15 October 2021
On Friday October 15th, our class took a day trip to Sapelo Island near Brunswick, GA. This tiny Georgia Sea Island is a place rich with Gullah and Geechee culture. After a short 15-minute ferry ride, we arrived at the docks where our Georgia DNR hosts met us to tour around the island. We departed, and as we drove to their interpretation center through the dense maritime forest, we discussed the 30-person population of the island and the history behind what had made it such an important place.
Upon our arrival to the local interpretation center, we began to discuss the history of the center itself and the fact they had processed sugar cane next door using a donkey to grind the cane down to syrup. We entered the center and began to discuss the plants and animals native to the region. As we discussed the myriad of species native to the island and their importance to the location it became apparent that the culture on the island was rich with not only people, but also animals. We spent the rest of the day touring the island via bus seeing everything from the mansions of billionaires where presidents had stayed, to the tiny one trailer grocery store on the island. The division between the wealthy and the happy evident at every turn.
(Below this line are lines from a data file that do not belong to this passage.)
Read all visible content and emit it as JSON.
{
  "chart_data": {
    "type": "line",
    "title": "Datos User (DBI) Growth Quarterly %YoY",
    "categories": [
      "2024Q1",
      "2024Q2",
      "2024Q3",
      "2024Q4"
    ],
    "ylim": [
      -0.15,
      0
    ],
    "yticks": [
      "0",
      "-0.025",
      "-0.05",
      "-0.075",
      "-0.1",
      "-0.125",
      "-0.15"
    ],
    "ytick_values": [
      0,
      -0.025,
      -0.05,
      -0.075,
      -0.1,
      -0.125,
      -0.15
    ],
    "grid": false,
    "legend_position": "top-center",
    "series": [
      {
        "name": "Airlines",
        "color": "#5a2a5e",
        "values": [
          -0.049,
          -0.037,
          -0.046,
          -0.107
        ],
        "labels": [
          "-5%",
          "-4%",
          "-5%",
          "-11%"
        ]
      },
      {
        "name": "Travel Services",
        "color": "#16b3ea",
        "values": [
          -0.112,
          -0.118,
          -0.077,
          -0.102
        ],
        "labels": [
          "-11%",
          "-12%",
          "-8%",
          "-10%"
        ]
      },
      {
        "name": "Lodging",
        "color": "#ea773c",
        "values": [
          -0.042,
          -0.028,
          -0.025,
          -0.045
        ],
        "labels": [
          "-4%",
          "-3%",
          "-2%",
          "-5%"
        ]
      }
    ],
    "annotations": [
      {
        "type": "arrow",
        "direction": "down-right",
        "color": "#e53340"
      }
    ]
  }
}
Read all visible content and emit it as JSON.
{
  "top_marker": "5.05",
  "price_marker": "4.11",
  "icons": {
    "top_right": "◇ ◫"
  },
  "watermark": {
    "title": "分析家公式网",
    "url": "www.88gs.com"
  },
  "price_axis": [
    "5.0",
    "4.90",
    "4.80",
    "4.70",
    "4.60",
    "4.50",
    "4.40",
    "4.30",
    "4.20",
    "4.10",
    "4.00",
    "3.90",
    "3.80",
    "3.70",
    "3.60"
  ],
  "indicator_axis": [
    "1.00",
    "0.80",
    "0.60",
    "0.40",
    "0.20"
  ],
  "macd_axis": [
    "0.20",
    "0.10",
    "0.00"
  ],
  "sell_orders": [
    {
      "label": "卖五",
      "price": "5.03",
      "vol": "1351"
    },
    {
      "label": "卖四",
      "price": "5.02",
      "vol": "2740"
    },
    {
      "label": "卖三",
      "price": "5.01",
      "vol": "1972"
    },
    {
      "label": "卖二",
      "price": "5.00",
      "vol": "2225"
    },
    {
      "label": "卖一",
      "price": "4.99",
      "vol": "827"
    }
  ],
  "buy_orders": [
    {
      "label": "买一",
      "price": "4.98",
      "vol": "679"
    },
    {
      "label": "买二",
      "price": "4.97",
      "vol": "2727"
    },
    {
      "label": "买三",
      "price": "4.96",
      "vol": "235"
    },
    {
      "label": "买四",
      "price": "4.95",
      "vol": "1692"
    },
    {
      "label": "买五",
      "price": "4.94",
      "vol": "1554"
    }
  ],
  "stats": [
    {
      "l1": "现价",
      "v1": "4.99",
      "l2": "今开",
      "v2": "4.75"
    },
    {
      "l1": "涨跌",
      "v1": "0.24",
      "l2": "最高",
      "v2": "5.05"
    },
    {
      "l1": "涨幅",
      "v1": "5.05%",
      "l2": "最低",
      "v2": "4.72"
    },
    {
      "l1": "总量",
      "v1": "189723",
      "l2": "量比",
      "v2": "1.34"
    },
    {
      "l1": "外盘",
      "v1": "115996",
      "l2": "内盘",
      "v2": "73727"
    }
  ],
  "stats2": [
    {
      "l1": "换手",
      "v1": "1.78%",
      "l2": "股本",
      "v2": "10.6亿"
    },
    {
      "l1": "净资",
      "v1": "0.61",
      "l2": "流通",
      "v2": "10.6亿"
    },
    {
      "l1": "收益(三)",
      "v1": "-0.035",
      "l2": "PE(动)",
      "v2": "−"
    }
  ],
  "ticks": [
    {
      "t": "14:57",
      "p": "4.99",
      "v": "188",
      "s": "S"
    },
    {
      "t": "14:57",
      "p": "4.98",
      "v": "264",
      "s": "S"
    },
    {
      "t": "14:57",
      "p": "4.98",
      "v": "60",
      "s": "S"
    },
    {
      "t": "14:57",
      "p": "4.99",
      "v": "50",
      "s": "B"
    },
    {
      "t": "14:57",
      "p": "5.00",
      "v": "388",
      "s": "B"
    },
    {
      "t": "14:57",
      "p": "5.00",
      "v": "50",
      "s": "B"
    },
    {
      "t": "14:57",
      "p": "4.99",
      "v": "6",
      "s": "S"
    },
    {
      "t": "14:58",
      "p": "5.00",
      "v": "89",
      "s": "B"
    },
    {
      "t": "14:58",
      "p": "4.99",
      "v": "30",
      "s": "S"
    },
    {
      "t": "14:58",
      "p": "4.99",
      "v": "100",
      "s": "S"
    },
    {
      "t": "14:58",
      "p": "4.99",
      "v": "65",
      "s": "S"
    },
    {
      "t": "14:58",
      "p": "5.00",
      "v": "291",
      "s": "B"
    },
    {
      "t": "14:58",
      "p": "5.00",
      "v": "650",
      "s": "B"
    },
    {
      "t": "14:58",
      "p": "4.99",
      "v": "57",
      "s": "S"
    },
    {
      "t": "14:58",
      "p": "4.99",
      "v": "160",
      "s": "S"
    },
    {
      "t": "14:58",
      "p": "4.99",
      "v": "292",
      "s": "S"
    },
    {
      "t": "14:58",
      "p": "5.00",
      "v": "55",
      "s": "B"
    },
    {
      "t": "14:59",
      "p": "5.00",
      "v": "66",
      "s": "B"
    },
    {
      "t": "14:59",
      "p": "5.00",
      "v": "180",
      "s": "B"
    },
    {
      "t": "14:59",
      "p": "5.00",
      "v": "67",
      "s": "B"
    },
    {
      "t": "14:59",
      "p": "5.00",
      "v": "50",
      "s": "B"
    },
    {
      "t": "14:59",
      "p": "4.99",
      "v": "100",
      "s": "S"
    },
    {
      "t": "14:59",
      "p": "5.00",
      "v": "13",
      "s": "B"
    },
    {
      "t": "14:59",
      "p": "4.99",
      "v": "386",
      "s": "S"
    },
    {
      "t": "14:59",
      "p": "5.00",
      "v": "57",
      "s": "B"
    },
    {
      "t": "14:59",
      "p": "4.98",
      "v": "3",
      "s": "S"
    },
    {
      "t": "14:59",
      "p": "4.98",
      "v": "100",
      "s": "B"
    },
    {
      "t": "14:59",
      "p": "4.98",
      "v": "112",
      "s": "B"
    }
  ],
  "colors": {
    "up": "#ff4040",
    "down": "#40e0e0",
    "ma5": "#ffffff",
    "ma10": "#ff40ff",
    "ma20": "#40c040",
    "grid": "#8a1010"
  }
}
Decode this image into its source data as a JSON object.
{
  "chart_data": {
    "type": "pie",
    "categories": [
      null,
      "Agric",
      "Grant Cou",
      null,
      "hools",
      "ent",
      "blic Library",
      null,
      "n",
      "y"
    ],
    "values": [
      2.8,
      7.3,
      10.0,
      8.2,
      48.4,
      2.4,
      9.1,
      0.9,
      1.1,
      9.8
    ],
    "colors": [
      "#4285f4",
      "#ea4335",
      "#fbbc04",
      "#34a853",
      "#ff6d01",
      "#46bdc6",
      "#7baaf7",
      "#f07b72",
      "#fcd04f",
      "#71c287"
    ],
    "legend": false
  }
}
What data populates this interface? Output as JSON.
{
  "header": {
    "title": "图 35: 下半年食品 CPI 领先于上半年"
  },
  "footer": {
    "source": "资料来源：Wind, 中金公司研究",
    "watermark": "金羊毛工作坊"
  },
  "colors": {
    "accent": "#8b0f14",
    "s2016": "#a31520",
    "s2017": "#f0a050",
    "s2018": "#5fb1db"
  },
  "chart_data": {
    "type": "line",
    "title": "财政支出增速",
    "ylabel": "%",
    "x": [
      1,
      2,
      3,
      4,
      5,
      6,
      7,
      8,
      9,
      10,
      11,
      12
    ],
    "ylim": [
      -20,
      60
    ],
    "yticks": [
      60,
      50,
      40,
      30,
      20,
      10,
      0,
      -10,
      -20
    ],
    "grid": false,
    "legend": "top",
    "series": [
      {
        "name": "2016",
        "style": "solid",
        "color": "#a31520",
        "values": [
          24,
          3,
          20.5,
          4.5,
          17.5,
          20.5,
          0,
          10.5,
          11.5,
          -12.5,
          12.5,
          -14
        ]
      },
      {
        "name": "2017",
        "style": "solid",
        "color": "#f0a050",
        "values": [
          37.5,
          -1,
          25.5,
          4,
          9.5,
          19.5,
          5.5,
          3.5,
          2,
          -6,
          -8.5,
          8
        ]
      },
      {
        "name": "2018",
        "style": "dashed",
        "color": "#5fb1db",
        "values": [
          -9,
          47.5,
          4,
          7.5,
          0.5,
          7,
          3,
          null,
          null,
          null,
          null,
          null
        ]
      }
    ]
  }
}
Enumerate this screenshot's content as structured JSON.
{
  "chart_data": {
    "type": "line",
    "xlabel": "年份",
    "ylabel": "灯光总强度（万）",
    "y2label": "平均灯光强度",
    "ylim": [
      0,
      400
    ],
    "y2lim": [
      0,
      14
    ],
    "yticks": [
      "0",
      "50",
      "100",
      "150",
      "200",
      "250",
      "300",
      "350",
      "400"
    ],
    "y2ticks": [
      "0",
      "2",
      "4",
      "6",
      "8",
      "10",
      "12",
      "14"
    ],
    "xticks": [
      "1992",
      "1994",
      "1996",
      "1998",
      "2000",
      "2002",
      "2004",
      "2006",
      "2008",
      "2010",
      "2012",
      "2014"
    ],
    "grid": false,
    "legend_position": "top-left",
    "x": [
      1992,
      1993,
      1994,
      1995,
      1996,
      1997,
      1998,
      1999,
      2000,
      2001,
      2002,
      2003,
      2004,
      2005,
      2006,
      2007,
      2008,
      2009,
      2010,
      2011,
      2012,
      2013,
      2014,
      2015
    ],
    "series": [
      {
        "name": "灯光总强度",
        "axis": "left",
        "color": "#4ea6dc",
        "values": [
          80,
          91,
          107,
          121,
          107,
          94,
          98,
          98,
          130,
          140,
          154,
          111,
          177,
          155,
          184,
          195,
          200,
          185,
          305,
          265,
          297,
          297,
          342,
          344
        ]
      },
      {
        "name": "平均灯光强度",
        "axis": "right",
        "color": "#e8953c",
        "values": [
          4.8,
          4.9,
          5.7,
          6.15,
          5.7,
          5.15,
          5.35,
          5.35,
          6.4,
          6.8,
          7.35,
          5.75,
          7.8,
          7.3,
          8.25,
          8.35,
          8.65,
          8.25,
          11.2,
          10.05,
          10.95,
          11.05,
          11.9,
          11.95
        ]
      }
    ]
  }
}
Building at the Sapelo Island Center, photo by Joshua Hall
The home we entered of R.J. Reynolds was incredible, but it was made even more immaculate by the stark contrast against the trailers we passed on the way in. In many ways the home of R.J. Reynolds, meant to symbolize his wealth at the time of his death, is deeply saddening. Staring upon the large empty house full of decorative walls makes you consider the parties and life he had there before his death. The power embodied in the grandeur of the landscaping and the romantic pools with porcelain statues exemplifying the definition of wealth. This home, now hotel, reminds me that while we worship the rich and famous, money can’t buy you happiness. We tell ourselves these idealistic narratives that money will fulfill a void, and yet it is the Gullah Geechee people and others doing the things they love, who are truly the happiest.
Passage in the Reynolds Mansion Library Room, photo by Joshua Hall
The trip to Sapelo Island and experience visiting a place so divided economically was extremely impactful to me. As a young man attending a private school in Virginia, I found it important to understand the past and how it influences the future. Our class has discussed idea of culture and place as it relates to the space. Oftentimes the Gullah Geechee people of these Georgia islands were very isolated until their land became exploited for tourism. As a tourist on the island, I felt very out of place and that I was in someone else’s backyard, sometimes literally. It is important that as more of these areas become points of interest, we remember to observe the habitat before we are too quick to exploit it. Sapelo is a beautiful island because of its isolation and the culture of the Gullah Geechee people has been able to survive here because they are respected, and their beliefs appreciated by visitors from all over.